Have you ever noticed that college athletes almost always recognize their mothers during interviews? Rarely do fathers receive the same recognition.
This is not simply about politics; everything isn’t about elections…until it is.
The United States may have the most misogynistic modern society of any developed nation on earth. Fourteen countries have had female leaders, but not the USA. A brief history reveals that male leaders have been responsible for 694 acts of aggression and 86 wars, while female leaders have been responsible for just 13 acts of aggression and only one war (Indira Gandhi). Perhaps the most ill-advised, unreasonable war ever undertaken was a male leader from Texas: George Bush.
On Sept. 11, 2001, America was attacked by Al-Qaeda, a terrorist organization. As a result, Bush created the Department of Homeland Security and started a “War on Terror” that began with the war in Afghanistan. In 2003, he started the Iraq War based on a demonstrable lie that Iraq had Weapons of Mass Destruction similar to the ones the United States and other countries have long possessed. Those actions utterly decimated the country’s budget, and the consequences are still felt today.

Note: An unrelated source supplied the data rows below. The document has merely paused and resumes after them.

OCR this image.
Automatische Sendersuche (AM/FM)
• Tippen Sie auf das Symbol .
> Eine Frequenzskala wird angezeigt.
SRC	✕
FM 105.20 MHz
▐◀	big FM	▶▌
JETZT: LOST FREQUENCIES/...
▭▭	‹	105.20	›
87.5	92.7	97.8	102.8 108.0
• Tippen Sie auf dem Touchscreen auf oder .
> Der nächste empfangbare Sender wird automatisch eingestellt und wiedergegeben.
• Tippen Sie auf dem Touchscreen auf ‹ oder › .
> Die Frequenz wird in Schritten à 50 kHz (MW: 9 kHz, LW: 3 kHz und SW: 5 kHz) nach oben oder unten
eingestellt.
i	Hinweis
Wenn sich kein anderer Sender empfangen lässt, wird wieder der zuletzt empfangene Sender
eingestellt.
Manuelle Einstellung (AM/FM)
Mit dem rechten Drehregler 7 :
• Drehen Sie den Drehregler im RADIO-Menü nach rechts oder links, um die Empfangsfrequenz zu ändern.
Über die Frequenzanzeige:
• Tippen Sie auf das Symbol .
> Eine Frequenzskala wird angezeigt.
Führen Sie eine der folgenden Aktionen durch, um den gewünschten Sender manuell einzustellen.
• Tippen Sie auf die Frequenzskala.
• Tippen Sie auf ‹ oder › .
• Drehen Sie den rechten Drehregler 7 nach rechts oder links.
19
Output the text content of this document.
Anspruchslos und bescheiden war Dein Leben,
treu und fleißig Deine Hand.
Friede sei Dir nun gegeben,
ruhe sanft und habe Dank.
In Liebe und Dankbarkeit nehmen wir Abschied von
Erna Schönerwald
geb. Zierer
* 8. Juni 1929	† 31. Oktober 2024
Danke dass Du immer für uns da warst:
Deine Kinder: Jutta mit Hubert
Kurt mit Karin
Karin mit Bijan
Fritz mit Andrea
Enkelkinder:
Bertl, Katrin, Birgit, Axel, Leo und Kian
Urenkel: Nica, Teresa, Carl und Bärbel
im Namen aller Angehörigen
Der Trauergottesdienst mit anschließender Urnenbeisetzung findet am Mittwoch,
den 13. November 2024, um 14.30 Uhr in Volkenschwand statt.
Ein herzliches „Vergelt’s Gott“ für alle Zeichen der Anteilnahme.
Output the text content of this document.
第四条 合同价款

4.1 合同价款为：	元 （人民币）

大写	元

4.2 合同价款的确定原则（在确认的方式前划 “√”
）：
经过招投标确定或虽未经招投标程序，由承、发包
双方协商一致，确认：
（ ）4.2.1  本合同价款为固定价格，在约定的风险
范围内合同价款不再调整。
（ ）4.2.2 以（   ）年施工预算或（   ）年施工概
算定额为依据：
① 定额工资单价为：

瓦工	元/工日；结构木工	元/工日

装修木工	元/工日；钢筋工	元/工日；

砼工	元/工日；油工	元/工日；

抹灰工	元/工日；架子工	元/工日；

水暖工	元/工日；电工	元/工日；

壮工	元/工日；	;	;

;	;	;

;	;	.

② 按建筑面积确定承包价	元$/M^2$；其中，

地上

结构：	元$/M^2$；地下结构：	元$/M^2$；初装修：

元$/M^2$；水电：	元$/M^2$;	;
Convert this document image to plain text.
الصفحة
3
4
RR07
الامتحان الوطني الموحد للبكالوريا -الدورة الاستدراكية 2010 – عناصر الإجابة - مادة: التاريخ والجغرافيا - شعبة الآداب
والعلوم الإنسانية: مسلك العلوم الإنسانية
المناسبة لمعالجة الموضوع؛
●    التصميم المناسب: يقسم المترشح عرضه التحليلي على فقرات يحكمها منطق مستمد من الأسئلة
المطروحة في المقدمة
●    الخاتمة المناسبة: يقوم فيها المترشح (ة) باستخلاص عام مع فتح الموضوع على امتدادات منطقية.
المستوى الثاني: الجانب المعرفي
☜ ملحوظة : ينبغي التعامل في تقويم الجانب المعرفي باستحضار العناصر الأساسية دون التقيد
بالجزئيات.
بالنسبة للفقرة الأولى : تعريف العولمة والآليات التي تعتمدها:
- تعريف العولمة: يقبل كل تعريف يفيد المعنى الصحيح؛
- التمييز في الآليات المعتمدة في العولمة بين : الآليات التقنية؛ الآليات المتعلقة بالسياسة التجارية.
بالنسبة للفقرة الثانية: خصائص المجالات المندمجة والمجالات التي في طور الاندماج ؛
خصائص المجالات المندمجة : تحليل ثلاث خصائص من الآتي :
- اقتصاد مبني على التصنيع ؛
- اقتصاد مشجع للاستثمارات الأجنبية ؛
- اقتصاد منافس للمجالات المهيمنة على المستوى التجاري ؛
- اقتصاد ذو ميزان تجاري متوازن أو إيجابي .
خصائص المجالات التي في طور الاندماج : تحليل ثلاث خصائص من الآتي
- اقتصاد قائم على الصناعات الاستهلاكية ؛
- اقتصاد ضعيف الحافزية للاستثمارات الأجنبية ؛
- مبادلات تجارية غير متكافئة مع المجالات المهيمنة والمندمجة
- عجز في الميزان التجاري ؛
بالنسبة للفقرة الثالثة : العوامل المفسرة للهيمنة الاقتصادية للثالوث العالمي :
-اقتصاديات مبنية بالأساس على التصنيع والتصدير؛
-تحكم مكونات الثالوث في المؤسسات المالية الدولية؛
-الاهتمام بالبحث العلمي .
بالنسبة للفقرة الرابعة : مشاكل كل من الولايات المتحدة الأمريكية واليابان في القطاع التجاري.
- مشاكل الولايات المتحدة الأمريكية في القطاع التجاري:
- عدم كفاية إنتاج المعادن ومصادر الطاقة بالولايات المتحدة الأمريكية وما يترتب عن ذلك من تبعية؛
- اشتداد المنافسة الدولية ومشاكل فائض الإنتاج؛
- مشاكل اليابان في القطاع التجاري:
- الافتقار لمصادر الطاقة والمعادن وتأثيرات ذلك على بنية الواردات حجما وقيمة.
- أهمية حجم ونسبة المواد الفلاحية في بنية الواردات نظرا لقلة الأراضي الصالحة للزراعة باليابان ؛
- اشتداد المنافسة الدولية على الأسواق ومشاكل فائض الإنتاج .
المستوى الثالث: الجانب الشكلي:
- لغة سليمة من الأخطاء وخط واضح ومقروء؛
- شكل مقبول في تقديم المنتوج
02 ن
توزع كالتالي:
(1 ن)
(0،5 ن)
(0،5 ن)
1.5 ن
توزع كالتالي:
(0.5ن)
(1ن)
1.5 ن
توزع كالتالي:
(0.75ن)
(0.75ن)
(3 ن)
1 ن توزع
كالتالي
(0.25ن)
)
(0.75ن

At any rate, testosterone levels are associated with aggression in both animals and humans (the relationship is complex and not always straightforward).
Let’s not forget that Nixon started the “War on Drugs.” The goals of that war were to “eradicate all of the social, economic and health ills associated with drugs and drug abuse,” according to Christopher Coyne, economic professor at George Mason University in Virginia. “It doesn’t get much more ambitious than that.”
Economists estimate that America has spent over a trillion dollars fighting the war on drugs. Fifty years later, drug use in the U.S. is climbing again. Recently, the nation has begun raising the white flag, at least as to marijuana. But the damage had already been incurred. Witness the tremendous damage and misery visited upon families whose members suffered the ravages of addiction but who were afraid to seek medical care for fear of being incarcerated for unreasonable periods. A medical issue demands medical treatment, not punishment.
The rebuttal to the argument that women would make better leaders is that we cannot know for sure because we haven’t had an opportunity to see them in action. But whose fault is that?
As we advance, it’s time to test the theory that men make better leaders and accept women leaders on an equal footing. It’s not like we haven’t had the chance to elect competent women as commander-in-chief in the past. We chose to elect incompetent males instead.
James Brown must be screaming.
Isiah Smith, Jr. is a retired government attorney.